City managers should be upbeat. They're cheerleaders without the pom-poms.
Speaking to a packed room at the Chamber of Commerce Tuesday morning, City Manager Chris Zapata upheld this tradition of enthusiasm.
"San Leandro is in the midst of a major transformation," he said.
Zapata's talk was keyed to the opening of the Kaiser Hospital scheduled for 2014. The new edifice is expected to bring about 2,300 medical workers to San Leandro and their spending will pump millions into the local economy.
Zapata said the city must plan now to make sure that the coming of Kaiser benefits the existing business community.
"We want to make sure they know where the florist shops are," he said. "Hospitals use a lot of flowers."
But Zapata was selling more than the hospital Tuesday morning.
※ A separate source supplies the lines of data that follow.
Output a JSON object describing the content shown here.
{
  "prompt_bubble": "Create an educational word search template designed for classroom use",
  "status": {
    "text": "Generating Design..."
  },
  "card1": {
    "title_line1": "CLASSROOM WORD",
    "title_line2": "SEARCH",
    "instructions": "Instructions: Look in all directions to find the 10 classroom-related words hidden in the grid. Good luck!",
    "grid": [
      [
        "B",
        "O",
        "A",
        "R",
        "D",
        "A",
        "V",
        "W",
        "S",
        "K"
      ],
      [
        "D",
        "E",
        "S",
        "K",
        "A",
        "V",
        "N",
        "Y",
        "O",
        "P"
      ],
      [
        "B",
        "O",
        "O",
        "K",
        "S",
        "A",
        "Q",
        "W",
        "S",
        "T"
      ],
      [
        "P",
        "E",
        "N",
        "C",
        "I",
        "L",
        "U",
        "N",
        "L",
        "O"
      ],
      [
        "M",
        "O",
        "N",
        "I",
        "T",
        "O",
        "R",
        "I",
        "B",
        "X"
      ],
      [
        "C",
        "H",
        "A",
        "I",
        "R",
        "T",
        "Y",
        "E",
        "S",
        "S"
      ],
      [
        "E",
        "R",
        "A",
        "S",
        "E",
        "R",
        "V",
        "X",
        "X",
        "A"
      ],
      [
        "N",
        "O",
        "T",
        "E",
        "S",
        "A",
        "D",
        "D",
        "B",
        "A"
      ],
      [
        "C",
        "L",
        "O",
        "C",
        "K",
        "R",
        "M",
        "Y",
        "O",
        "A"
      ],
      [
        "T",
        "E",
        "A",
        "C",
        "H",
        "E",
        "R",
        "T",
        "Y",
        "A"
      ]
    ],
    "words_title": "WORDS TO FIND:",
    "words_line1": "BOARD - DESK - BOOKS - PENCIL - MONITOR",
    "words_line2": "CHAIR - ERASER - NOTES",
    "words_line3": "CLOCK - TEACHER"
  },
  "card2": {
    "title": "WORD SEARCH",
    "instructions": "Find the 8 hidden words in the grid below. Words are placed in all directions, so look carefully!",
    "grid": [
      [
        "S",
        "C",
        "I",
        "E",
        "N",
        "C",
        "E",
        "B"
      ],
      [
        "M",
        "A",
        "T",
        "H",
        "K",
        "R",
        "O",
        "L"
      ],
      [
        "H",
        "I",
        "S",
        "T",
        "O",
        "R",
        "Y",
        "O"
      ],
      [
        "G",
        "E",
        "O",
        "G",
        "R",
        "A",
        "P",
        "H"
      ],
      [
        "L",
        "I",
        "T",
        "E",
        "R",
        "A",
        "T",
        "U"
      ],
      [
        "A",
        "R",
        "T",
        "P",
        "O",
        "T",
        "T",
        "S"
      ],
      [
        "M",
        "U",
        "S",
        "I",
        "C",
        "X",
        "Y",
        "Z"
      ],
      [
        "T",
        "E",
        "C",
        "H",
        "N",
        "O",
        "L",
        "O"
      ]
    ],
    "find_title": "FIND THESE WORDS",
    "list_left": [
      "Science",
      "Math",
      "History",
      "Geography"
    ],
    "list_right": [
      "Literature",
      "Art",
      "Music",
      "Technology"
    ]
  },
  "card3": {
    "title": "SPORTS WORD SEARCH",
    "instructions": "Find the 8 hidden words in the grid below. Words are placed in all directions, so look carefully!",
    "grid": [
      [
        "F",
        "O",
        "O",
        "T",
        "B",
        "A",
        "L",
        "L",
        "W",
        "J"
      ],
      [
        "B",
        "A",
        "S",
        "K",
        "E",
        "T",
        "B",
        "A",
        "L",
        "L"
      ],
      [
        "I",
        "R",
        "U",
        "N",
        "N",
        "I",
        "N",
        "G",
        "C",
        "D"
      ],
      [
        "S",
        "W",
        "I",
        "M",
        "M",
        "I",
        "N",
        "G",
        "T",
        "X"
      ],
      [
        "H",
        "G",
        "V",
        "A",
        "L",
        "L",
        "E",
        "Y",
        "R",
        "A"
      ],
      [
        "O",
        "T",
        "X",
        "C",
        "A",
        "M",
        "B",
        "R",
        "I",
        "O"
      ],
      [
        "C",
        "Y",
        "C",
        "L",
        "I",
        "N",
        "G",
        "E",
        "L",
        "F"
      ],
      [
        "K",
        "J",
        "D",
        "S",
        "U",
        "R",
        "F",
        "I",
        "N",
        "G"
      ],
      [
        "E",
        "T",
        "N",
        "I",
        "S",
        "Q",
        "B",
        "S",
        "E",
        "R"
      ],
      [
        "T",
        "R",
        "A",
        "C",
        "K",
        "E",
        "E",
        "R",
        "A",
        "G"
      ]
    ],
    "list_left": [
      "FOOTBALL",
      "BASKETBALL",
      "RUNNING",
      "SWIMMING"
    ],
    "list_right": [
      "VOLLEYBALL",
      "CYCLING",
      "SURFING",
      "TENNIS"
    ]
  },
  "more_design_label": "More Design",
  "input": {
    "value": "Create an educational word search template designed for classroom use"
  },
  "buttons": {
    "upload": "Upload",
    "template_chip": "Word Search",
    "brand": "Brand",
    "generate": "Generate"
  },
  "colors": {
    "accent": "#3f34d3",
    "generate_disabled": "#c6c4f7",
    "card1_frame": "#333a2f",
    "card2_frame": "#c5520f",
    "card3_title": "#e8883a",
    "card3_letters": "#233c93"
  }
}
Equally important, he said, is the potential of the Lit San Leandro project and its fiber optic loop. Monday, the city will get its first taste of high-speed Internet connectivity when its libraries are hooked into the new info superhighway.
Ultimately the fiber will loop through the city's manufacturing district. Zapata said this will put San Leandro in a select group of cities like Palo Alto, Santa Clara, Santa Monica, Chattanooga and Kansas City that are wired for futuristic fields like medical research, advanced manufacturing and robotics.
Rounding out Zapata's economic triangle is the Shoreline Marina Project -- a proposed office and residential development that is further back in the planning process but could galvanize the city's western flank.
Business people tend toward caution. It's tough to meet today's payroll with retail dollars not yet been spent. Nor can job seekers find employment at whiz-bang firms that are, as yet, only a gleam in city planners' eyes.
Questions were raised about crime and graffiti. Streets get more potholed by the day. The city's public school system is challenged, to say the least. (The school board is currently seeking a $39 per-parcel tax that requires a two-third vote in November. Monday night the City Council approved a resolution in support of that tax, Measure L.)
So there are opportunities and problems. What do you think? Is San Leandro poised for an economic transformation? And will current businesses and residents benefit? How?